Armenia -- President Serzh Sarkisian (R) meets with prominent members of France's Armenian community in Paris, 10 March 2010.

President Serzh Sarkisian has suggested that Turkey will not unconditionally normalize relations with Armenia anytime soon and again threatened to annul the universally welcomed agreements signed by the two nations last October.

In an interview with the French daily “Le Figaro” published on Thursday, Sarkisian also warned that Ankara’s reluctance to ratify them is swelling the ranks of Armenians opposed to his conciliatory policy on Turkey.

“Our desire to establish normal relations is great,” he said. “However, recent statements from Turkey make me think that they will not ratify the protocols in the foreseeable future.

“We had warned that if we become convinced that the Turks are using the normalization process for other purposes we will take appropriate steps.

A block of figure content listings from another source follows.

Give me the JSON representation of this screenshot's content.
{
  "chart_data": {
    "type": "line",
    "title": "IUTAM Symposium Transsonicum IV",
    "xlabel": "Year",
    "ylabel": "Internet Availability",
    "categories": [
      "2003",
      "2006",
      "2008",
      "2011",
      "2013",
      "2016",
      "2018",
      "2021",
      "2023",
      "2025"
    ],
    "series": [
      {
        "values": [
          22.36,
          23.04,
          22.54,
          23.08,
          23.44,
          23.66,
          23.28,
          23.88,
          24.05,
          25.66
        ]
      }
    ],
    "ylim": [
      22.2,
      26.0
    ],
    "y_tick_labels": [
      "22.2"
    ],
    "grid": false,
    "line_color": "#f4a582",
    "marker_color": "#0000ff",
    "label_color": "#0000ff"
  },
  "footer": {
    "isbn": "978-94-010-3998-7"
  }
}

In that case, we will withdraw our signature from the protocols.”

According to Sarkisian, the two governments agreed to put the protocols into practice “within a reasonable time frame and without preconditions” when they inked the deal in Zurich in October 2009. “We have said that Armenia would ratify the protocols immediately after their ratification by Turkey,” he said. “And yet Turkey keeps putting forward preconditions for their ratification, the most important of them relating to Nagorno-Karabakh.”

Sarkisian again avoided setting any deadlines for the Turkish ratification. Officials from his administration implied earlier that the Turkish leadership has until the end of March to endorse the agreements or face their unilateral repeal by Armenia. However, the latest indications are that Yerevan is ready to wait at least until the April 24 annual commemoration of the start of the mass killings and deportations of Armenians in the Ottoman Empire.

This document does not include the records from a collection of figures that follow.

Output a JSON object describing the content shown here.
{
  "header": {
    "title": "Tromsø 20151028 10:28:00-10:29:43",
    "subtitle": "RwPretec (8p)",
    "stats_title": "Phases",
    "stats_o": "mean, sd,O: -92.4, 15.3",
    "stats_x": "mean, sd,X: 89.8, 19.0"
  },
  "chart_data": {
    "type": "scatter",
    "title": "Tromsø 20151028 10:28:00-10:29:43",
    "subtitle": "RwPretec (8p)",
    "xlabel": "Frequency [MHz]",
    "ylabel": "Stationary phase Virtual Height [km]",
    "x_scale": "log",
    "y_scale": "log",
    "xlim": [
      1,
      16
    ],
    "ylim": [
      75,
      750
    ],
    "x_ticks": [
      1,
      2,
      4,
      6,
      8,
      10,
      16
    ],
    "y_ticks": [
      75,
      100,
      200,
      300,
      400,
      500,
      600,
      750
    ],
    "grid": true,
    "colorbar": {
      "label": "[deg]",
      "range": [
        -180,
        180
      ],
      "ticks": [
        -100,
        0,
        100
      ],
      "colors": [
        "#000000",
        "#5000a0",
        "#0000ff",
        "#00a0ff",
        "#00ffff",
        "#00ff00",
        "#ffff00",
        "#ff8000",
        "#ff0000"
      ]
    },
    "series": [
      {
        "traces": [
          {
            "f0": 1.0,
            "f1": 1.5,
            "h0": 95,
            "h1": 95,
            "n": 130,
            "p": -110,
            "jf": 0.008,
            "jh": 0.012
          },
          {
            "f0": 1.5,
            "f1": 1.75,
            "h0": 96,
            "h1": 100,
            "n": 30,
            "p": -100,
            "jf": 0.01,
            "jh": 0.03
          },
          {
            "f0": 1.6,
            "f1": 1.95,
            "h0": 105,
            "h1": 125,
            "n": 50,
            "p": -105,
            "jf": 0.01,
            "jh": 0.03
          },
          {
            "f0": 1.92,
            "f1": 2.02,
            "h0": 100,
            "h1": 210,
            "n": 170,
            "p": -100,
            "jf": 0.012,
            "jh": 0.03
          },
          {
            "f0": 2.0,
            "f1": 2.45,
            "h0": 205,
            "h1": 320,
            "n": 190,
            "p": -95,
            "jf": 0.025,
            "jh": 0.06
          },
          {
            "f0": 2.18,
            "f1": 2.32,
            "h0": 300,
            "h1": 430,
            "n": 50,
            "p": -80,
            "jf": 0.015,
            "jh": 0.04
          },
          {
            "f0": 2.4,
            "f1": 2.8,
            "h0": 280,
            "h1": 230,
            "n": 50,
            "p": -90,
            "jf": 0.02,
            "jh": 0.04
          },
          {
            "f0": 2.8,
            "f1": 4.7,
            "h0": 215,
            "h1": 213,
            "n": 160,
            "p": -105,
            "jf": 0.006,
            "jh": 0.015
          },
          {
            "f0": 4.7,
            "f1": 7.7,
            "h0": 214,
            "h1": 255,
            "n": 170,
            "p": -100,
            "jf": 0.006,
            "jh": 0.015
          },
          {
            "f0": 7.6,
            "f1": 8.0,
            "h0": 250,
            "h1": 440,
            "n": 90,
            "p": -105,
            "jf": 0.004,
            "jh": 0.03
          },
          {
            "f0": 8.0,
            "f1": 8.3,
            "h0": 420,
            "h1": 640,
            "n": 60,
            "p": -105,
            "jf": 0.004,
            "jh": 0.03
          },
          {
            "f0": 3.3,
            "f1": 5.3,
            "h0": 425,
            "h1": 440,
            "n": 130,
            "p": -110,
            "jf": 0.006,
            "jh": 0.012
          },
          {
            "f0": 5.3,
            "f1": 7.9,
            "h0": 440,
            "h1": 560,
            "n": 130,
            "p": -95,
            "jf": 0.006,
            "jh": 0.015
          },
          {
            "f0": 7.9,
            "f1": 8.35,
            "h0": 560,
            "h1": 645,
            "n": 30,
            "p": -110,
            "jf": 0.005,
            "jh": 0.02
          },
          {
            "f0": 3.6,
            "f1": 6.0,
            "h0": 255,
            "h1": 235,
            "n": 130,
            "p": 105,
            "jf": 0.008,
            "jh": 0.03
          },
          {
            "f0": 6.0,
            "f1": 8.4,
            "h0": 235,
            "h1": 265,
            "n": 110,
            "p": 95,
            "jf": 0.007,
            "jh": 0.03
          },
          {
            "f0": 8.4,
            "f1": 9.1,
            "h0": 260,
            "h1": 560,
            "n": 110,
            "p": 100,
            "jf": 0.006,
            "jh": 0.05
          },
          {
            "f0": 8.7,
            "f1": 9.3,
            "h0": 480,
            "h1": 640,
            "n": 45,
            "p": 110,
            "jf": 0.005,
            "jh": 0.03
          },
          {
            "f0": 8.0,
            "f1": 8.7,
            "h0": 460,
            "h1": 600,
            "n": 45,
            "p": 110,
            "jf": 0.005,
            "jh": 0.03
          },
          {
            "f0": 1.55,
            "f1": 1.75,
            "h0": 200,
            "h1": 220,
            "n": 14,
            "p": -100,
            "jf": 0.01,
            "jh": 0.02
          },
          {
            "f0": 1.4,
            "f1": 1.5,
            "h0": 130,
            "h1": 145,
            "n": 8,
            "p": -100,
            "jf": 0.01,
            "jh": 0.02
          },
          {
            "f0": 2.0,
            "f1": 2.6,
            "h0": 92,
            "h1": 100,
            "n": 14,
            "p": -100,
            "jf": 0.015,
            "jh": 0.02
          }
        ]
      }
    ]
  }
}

U.S. President Barack Obama is due to issue a statement on the occasion, and Ankara hopes that he will again stop short of calling the extermination of more than one million Ottoman Armenians a genocide. Obama avoided using the politically sensitive word last April, citing the need not to undermine the ongoing Turkish-Armenian rapprochement.

Just two days before that statement, the Armenian and Turkish foreign ministries announced that they have worked out a “roadmap” to completing the normalization process. Sarkisian was accused by his political opponents in Armenia and its Diaspora at the time of willingly helping Obama backtrack on a campaign pledge to recognize the Armenian genocide.

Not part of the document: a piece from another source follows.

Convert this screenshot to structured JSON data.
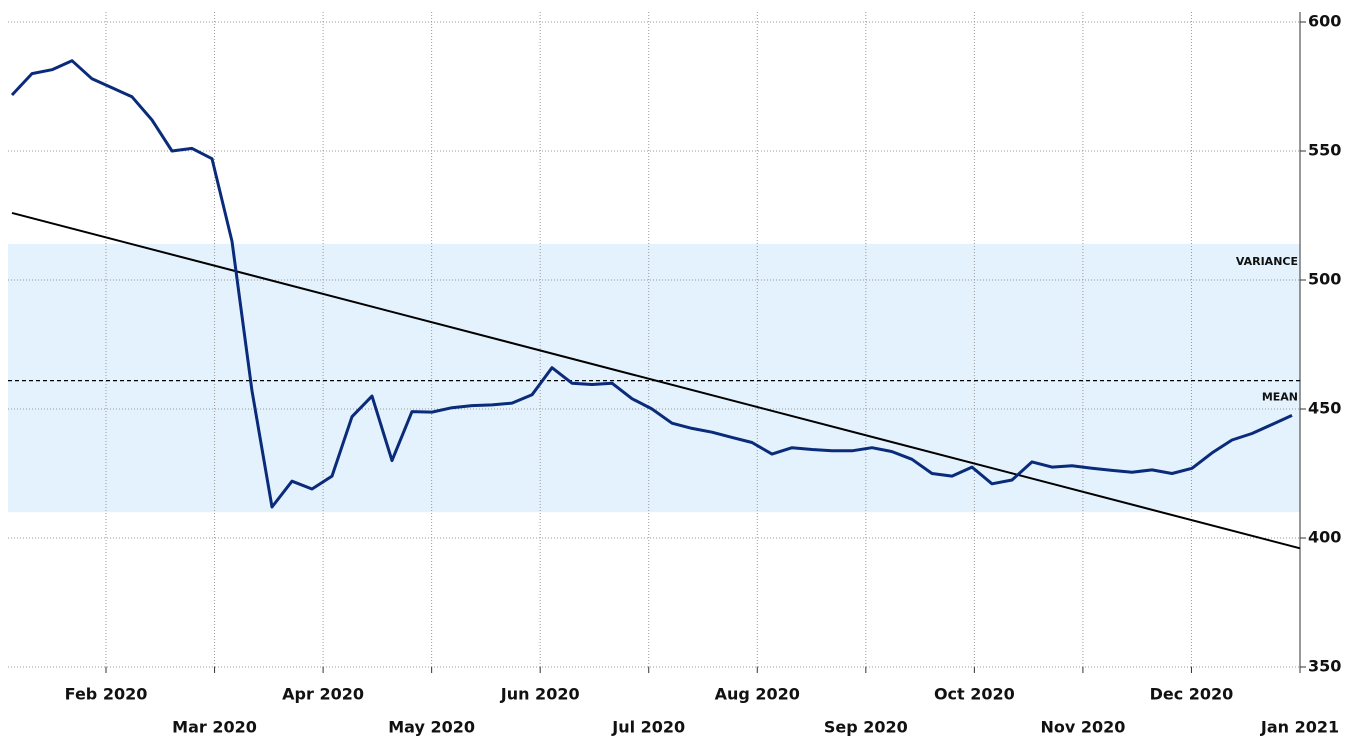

Sarkisian told “Le Figaro” that his Turkish policy has caused “a great deal of concern among Armenians around the world.” “As a result of the dragging out of the normalization process, the number of [Armenian] supporters of the protocols is increasingly dwindling,” he warned.

The Armenian leader also reaffirmed Yerevan’s strong support for the passage of a U.S. congressional resolution recognizing the Armenian massacres as genocide. “But the U.S. Congress and State Department hardly make decisions based on our views or wishes,” he added.